Potrei annoiarvi con le duecento cose che abbiamo già fatto per risolvere il problema, ma non ne ho voglia ed è noioso. Abbiamo già fatto TUTTO, compreso smontarla, sull’onda dell’esperienza della mia cara Cecilia, che negli stessi giorni trafficava parimenti coadiuvata dal Re delle Fate. Loro però hanno i superpoteri delle fate e ce l’hanno fatta smontando e pulendo tutta la stufa.
Noi invece, sarà che siamo sempre stati più presi dall’universo Marvel, siamo ancora qui sfigati come Shang-Chi (il supereroe senza superpoteri… si può essere più sfigati?!) e reietti come Freccia Nera, il leader degli Inumani che ha il superpotere più insulso e inutile che la Marvel abbia mai partorito. Vorremmo essere Pantera Nera e Tempesta, ma siamo Shang-Chi e Freccia Nera. Peggio di così…

Ci stiamo ancora riprendendo. Io in particolare dalla pulizia di tutto il piano superiore dopo che nella foga di smontare ci siamo tirati addosso anche la canna fumaria con invasione di fuliggine per ogni dove. Un momento prima stavo tutta pulita in abiti civili e in mano uno straccettino per aiutare la mia metà che approfittava della pausa pranzo per dare una raddrizzata alla canna fumaria. Un momento dopo sembravo lo spazzacamino di Mary Poppins e brandivo uno straccetto nero, abbinato a me e ai miei vestiti. Tutti uniformemente color fuliggine. Total black dai capelli alle mutande.
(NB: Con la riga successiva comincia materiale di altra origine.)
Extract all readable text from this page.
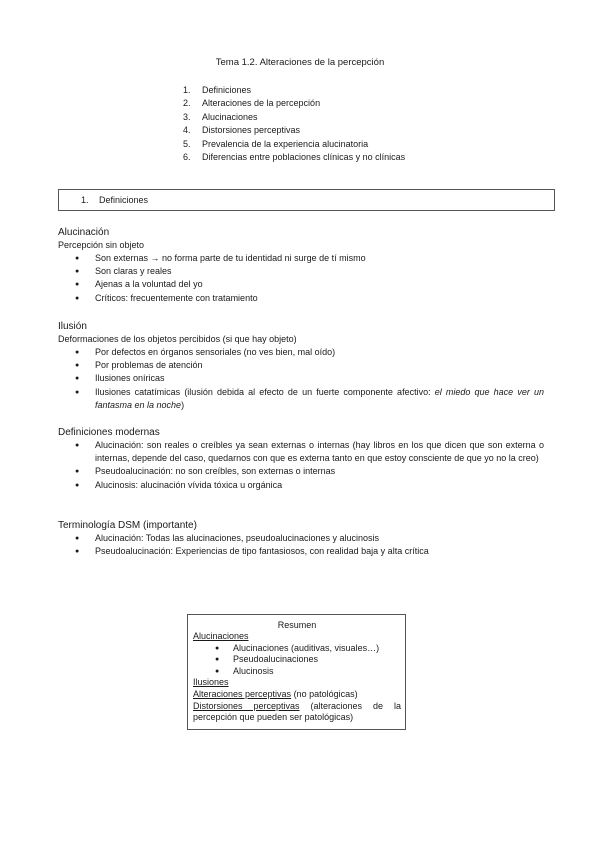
Tema 1.2. Alteraciones de la percepción
1. Definiciones
2. Alteraciones de la percepción
3. Alucinaciones
4. Distorsiones perceptivas
5. Prevalencia de la experiencia alucinatoria
6. Diferencias entre poblaciones clínicas y no clínicas
1. Definiciones
Alucinación
Percepción sin objeto
● Son externas → no forma parte de tu identidad ni surge de tí mismo
● Son claras y reales
● Ajenas a la voluntad del yo
● Críticos: frecuentemente con tratamiento
Ilusión
Deformaciones de los objetos percibidos (si que hay objeto)
● Por defectos en órganos sensoriales (no ves bien, mal oído)
● Por problemas de atención
● Ilusiones oníricas
● Ilusiones catatímicas (ilusión debida al efecto de un fuerte componente afectivo: el miedo que hace ver un fantasma en la noche)
Definiciones modernas
● Alucinación: son reales o creíbles ya sean externas o internas (hay libros en los que dicen que son externa o internas, depende del caso, quedarnos con que es externa tanto en que estoy consciente de que yo no la creo)
● Pseudoalucinación: no son creíbles, son externas o internas
● Alucinosis: alucinación vívida tóxica u orgánica
Terminología DSM (importante)
● Alucinación: Todas las alucinaciones, pseudoalucinaciones y alucinosis
● Pseudoalucinación: Experiencias de tipo fantasiosos, con realidad baja y alta crítica
Resumen
Alucinaciones
● Alucinaciones (auditivas, visuales…)
● Pseudoalucinaciones
● Alucinosis
Ilusiones
Alteraciones perceptivas (no patológicas)
Distorsiones perceptivas (alteraciones de la percepción que pueden ser patológicas)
Ci stiamo riprendendo anche da salite e discese dal tetto coperto di ghiaccio e neve per controllare che il camino tirasse, che i tubi fossero tutti a posto, che non si fosse spostata la curva a gomito. Ok, io non sono salita, ma rischio un ricovero in cardiologia ogni volta che ci sale lui.
Peraltro, è probabile dal tempo che lui ha passato sul tetto ultimamente che qualche birdwatcher abbia notificato l’avvistamento di una nuova specie. Perché è ovvio che nessun umano sano di mente scalerebbe il tetto innevato due volte al giorno. E nemmeno sosterebbe ivi appollaiato nell’attesa che si levi il fil di fumo. La poiana dell’appennino! Ornitologi elettrizzati!
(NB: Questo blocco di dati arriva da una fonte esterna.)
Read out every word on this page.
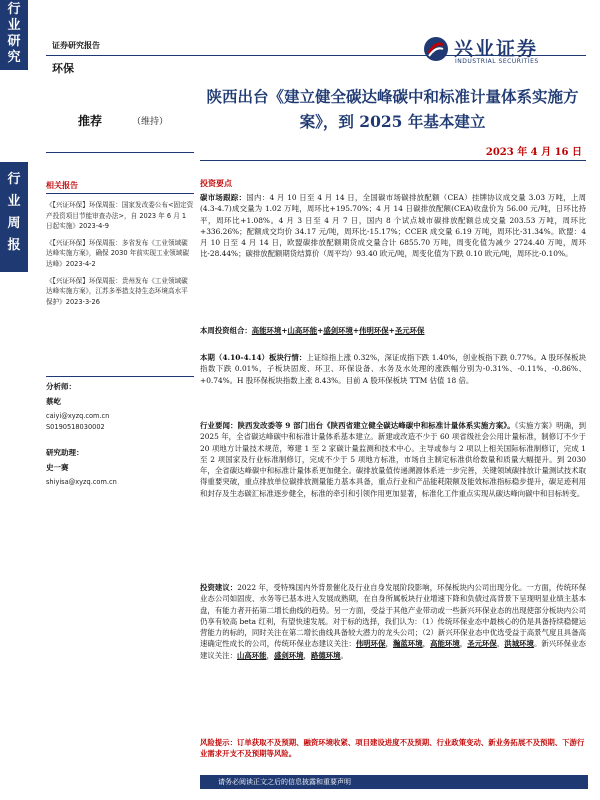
行
业
研
究
行
业
周
报
证券研究报告
环保
兴业证券
INDUSTRIAL SECURITIES
推荐	（维持）
陕西出台《建立健全碳达峰碳中和标准计量体系实施方案》，到 2025 年基本建立
2023 年 4 月 16 日
相关报告
《【兴证环保】环保周报：国家发改委公布<固定资产投资项目节能审查办法>，自 2023 年 6 月 1 日起实施》2023-4-9
《【兴证环保】环保周报：多省发布《工业领域碳达峰实施方案》，确保 2030 年前实现工业领域碳达峰》2023-4-2
《【兴证环保】环保周报：贵州发布《工业领域碳达峰实施方案》，江苏多举措支持生态环境高水平保护》2023-3-26
分析师：
蔡屹
caiyi@xyzq.com.cn
S0190518030002
研究助理：
史一赛
shiyisa@xyzq.com.cn
投资要点
碳市场跟踪：国内：4 月 10 日至 4 月 14 日，全国碳市场碳排放配额（CEA）挂牌协议成交量 3.03 万吨，上周(4.3-4.7)成交量为 1.02 万吨，周环比+195.70%；4 月 14 日碳排放配额(CEA)收盘价为 56.00 元/吨，日环比持平，周环比+1.08%。4 月 3 日至 4 月 7 日，国内 8 个试点城市碳排放配额总成交量 203.53 万吨，周环比+336.26%；配额成交均价 34.17 元/吨，周环比-15.17%；CCER 成交量 6.19 万吨，周环比-31.34%。欧盟：4 月 10 日至 4 月 14 日，欧盟碳排放配额期货成交量合计 6855.70 万吨，周变化值为减少 2724.40 万吨，周环比-28.44%；碳排放配额期货结算价（周平均）93.40 欧元/吨，周变化值为下跌 0.10 欧元/吨，周环比-0.10%。
本周投资组合：高能环境+山高环能+盛剑环境+伟明环保+圣元环保
本期（4.10-4.14）板块行情：上证综指上涨 0.32%，深证成指下跌 1.40%，创业板指下跌 0.77%。A 股环保板块指数下跌 0.01%，子板块固废、环卫、环保设备、水务及水处理的涨跌幅分别为-0.31%、-0.11%、-0.86%、+0.74%。H 股环保板块指数上涨 8.43%。目前 A 股环保板块 TTM 估值 18 倍。
行业要闻：陕西发改委等 9 部门出台《陕西省建立健全碳达峰碳中和标准计量体系实施方案》。《实施方案》明确，到 2025 年，全省碳达峰碳中和标准计量体系基本建立。新建或改造不少于 60 项省级社会公用计量标准，制修订不少于 20 项地方计量技术规范，筹建 1 至 2 家碳计量监测和技术中心。主导或参与 2 项以上相关国际标准制修订，完成 1 至 2 项国家及行业标准制修订，完成不少于 5 项地方标准，市场自主制定标准供给数量和质量大幅提升。到 2030 年，全省碳达峰碳中和标准计量体系更加健全。碳排放量值传递溯源体系进一步完善，关键领域碳排放计量测试技术取得重要突破，重点排放单位碳排放测量能力基本具备，重点行业和产品能耗限额及能效标准指标稳步提升，碳足迹利用和封存及生态碳汇标准逐步健全，标准的牵引和引领作用更加显著，标准化工作重点实现从碳达峰向碳中和目标转变。
投资建议：2022 年，受特殊国内外背景催化及行业自身发展阶段影响，环保板块内公司出现分化。一方面，传统环保业态公司如固废、水务等已基本进入发展成熟期，在自身所属板块行业增速下降和负债过高背景下呈现明显业绩主基本盘，有能力者开拓第二增长曲线的趋势。另一方面，受益于其他产业带动或一些新兴环保业态的出现使部分板块内公司仍享有较高 beta 红利，有望快速发展。对于标的选择，我们认为：（1）传统环保业态中最核心的仍是具备持续稳健运营能力的标的，同时关注在第二增长曲线具备较大潜力的龙头公司；（2）新兴环保业态中优选受益于高景气度且具备高速确定性成长的公司，传统环保业态建议关注：伟明环保，瀚蓝环境，高能环境，圣元环保，洪城环境。新兴环保业态建议关注：山高环能，盛剑环境，路德环境。
风险提示：订单获取不及预期、融资环境收紧、项目建设进度不及预期、行业政策变动、新业务拓展不及预期、下游行业需求开支不及预期等风险。
请务必阅读正文之后的信息披露和重要声明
Arrivati a oggi, penso che non esista una canna fumaria più controllata di questa, e intendo nel mondo. Ma non è servito a niente. Dopo aver tentato tutto, salvo prenderla a calci insieme alla stufa, il verdetto è: queste stufe superfighette di nuova generazione, se la legna non è più che secca fanno fumo.
E noi al momento abbiamo la legna umida, perché non sapendo quanta ce ne sarebbe servita, causa cambio casa, ne abbiamo presa troppo poca e poi comprata dell’altra a stagione già inoltrata. E come dicevo, adesso ti danno la legna che è stata fuori mesi, sotto la neve.

cucina a legna - erbaviola

Per il momento voglio solo fare un monumento a questa cucina a legna della foto sopra, la mia adorata cucina a legna del piano terra. Quella che ha 63 anni e va che è una bellezza. Classe 1950, tutta in acciaio e ghisa. Recuperata qui, avevo già raccontato come, e restaurata quest’estate. Per lei non c’è mai canna fumaria troppo sporca, troppo inclinata, troppo poco aperta, troppo chiusa. Non c’è mai legna troppo umida o troppo secca. Lei va, qualsiasi cosa le dai da bruciare, lei va e scalda che è un amore. (Se qualcuno con occhio fino notasse che c’è qualcosa di diverso rispetto alla stessa cucina qui, ebbene sì… la foto qui sopra è più vecchia, nel frattempo siamo andati avanti a ristrutturare lì attorno).

Ma non è l’unico ritorno al 1950 che mi è toccato, causa stufa che non funziona. Eh sì, perché per aggiungere del divertimento al bagno di fuliggine di cui sopra, quando arriva la nube nera poi devi anche pulire tutto nel raggio di 10 metri da dove si è sprigionata. Dopo di che devi uscire, al gelo, ancora coperta di fuliggine e trasformarti nella bella lavanderina utilizzando il lavatoio esterno, anch’esso al gelo, per lavarvi numero ventidue stracci. Scelta obbligatoria, visto che la fuliggine diventa catrame e intasa lavatrice e tubature. Manca solo di dover rompere le tubature in pieno inverno… Quindi gli stracci con fuliggine e catrame si lavano fuori, nel lavatoio.
Penso possiate immaginare perché non esistano foto di questa mia goduriosa esperienza di lavanderina invernale. Però l’audio credo stia ancora echeggiando nelle valli, portando lontano il mio pensiero sui costruttori di questa stufa, la legna umida e il giorno in cui mi è venuto in mente di vivere in mezzo al bosco.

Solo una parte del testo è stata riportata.